From a computer science/coding path
If you’ve already got the computer and coding skills from your undergraduate or graduate degree or you’ve previously attended comprehensive boot camps, it’s all about getting experience. Once you’ve decided your path from the three above, focus on gaining project experience.
- Attend a boot camp specifically for engineering or seek out open courseware if you don’t have a boot camp budget. Specific skills in pipelines, architecting distributed systems and data stores, or combining data sources are all parts of this. Skills such as Scala, Python, and Hadoop are essential, but more important is the underlying concepts.
- You can gain experience from entry-level IT positions or transition from data science to data engineering for a small company that doesn’t need scale quite yet. You can also build systems independently and document them through your online portfolio.
- Gain professional certifications. IBM, Microsoft, Google, and Cloudera, for example, all offer certifications specifically in data engineering. If you know your preferred organization works with a particular set of tools, that can help focus your certifications.
- Consider a graduate degree. Data engineering is highly technical, and just a certification may not be enough to help you stand out. There is a data engineering talent shortage, but companies seem willing to wait for the right one or train internally instead of hiring someone that doesn’t quite fit.
From a noncoding path
If you don’t have a computer science degree, but you have some basic familiarity with computer coding and mathematics, the path is a bit longer. You’ll need to understand the basics of computer science first, so start at the basics. Data engineering is a highly technical, advanced field, so you may need to settle in for the long haul.
- Check-in your area if local boot camps or sprint are available. In my area, for example, the Nashville Software School frequently offers three-week “jumpstarts” to get you started in both development and data science.
- You’ll need at least an intermediate familiarity with advanced skills such as Python, Java/Scala, SQL/NoSQL, cloud platforms and computing, and architecture options like Hadoop. Explore open courseware to help get you there.

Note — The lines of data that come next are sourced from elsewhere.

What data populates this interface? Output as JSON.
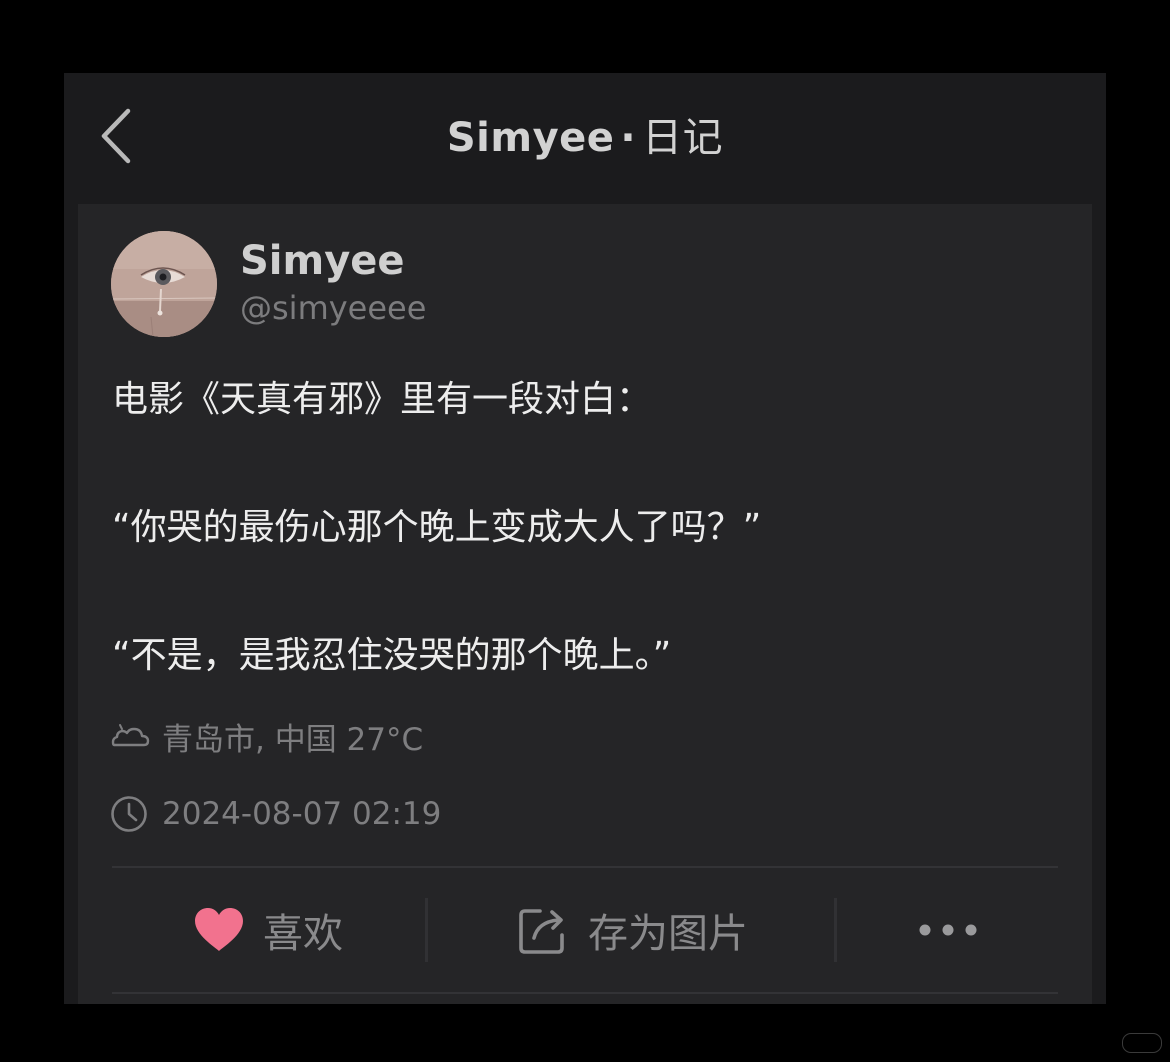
{
  "nav": {
    "title_user": "Simyee",
    "title_separator": "·",
    "title_section": "日记"
  },
  "author": {
    "name": "Simyee",
    "handle": "@simyeeee"
  },
  "post": {
    "lines": [
      "电影《天真有邪》里有一段对白：",
      "“你哭的最伤心那个晚上变成大人了吗？”",
      "“不是，是我忍住没哭的那个晚上。”"
    ]
  },
  "meta": {
    "weather_icon": "cloud-icon",
    "location_weather": "青岛市, 中国 27°C",
    "time_icon": "clock-icon",
    "timestamp": "2024-08-07 02:19"
  },
  "actions": {
    "like_label": "喜欢",
    "like_icon": "heart-icon",
    "save_label": "存为图片",
    "save_icon": "share-export-icon",
    "more_icon": "more-dots-icon"
  },
  "colors": {
    "page_background": "#000000",
    "screen_background": "#1b1b1d",
    "card_background": "#252527",
    "heart": "#f2728e"
  }
}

Look into your local community college or university, too.
- You’ll want to get on board as quickly as possible with a specific project. Finding a passion project, such as this person’s journey with OkCupid, could help jumpstart those real-world skills and keep you interested for the long haul.
- Set up your Github profile and look for hackathons, volunteer opportunities, internships, local meetups, and anything else that can help you gain real-world experience, networking experience, and keep you interested.

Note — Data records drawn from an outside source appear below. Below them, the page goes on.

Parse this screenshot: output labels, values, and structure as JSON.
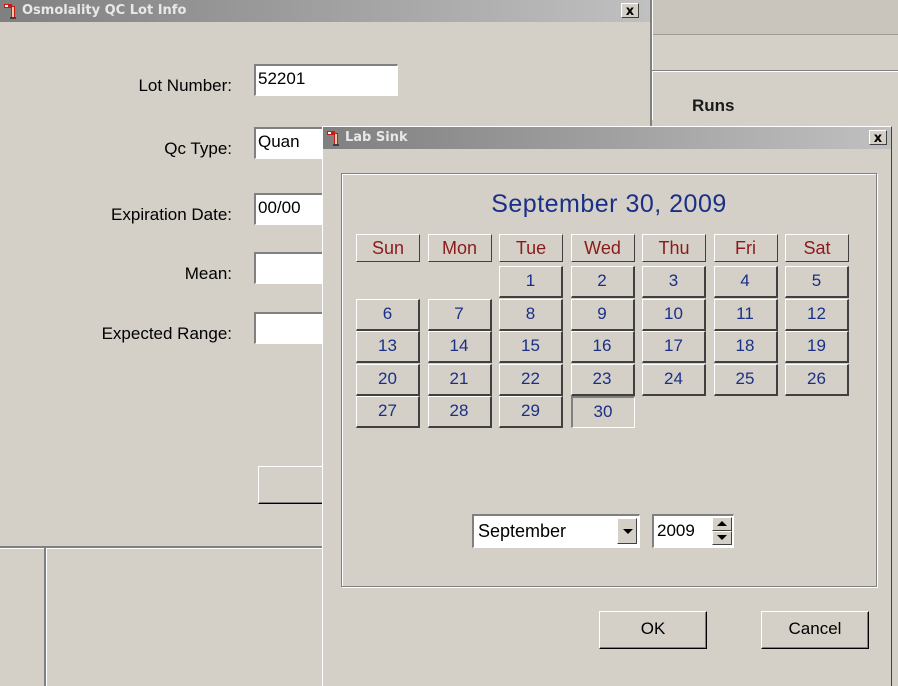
{
  "background": {
    "runs_label": "Runs"
  },
  "lot_dialog": {
    "title": "Osmolality QC Lot Info",
    "close_label": "x",
    "fields": {
      "lot_number": {
        "label": "Lot Number:",
        "value": "52201"
      },
      "qc_type": {
        "label": "Qc Type:",
        "value": "Quan"
      },
      "expiration_date": {
        "label": "Expiration Date:",
        "value": "00/00"
      },
      "mean": {
        "label": "Mean:",
        "value": ""
      },
      "expected_range": {
        "label": "Expected Range:",
        "value": ""
      }
    }
  },
  "lab_sink_dialog": {
    "title": "Lab Sink",
    "close_label": "x",
    "calendar": {
      "current_date": "September 30, 2009",
      "day_headers": [
        "Sun",
        "Mon",
        "Tue",
        "Wed",
        "Thu",
        "Fri",
        "Sat"
      ],
      "first_weekday_index": 2,
      "days_in_month": 30,
      "selected_day": 30,
      "days": [
        "1",
        "2",
        "3",
        "4",
        "5",
        "6",
        "7",
        "8",
        "9",
        "10",
        "11",
        "12",
        "13",
        "14",
        "15",
        "16",
        "17",
        "18",
        "19",
        "20",
        "21",
        "22",
        "23",
        "24",
        "25",
        "26",
        "27",
        "28",
        "29",
        "30"
      ]
    },
    "month_select": {
      "value": "September"
    },
    "year_spinner": {
      "value": "2009"
    },
    "ok_label": "OK",
    "cancel_label": "Cancel"
  },
  "colors": {
    "window_face": "#d4d0c8",
    "inactive_title_start": "#808080",
    "inactive_title_end": "#c0c0c0",
    "calendar_date_text": "#1a2f86",
    "day_header_text": "#8b1a1a"
  },
  "icons": {
    "app_icon": "magnet-icon",
    "close_icon": "close-icon",
    "dropdown_arrow": "chevron-down-icon",
    "spin_up": "spin-up-icon",
    "spin_down": "spin-down-icon"
  }
}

- Begin exploring positions in data science or even data engineering at small companies or startups with simple needs. As you gain experience processing and building for business value, you can move on to larger companies with more complex data needs.
[Related article: Why Data Scientists Should Definitely Be Writing for Medium]
Fulfilling the Data Engineer Role
Data engineers are in high demand, but you’ll still need to stand out from the crowd to find a position. As data scientists move deeper into the world of AI and complex algorithms that process the almost infinite amounts of messy data we have, a data engineer provides the environment in which a data scientist can operate.
Consider whether you’re looking for a position in a large company or prefer the fast pace of a startup. Also, think about whether you want to be the only data engineer on deck or if you prefer working with a team of people who can provide support, inspiration, and drive for massive data projects. This can help you narrow down your field and target only the types of organizations with your dream position.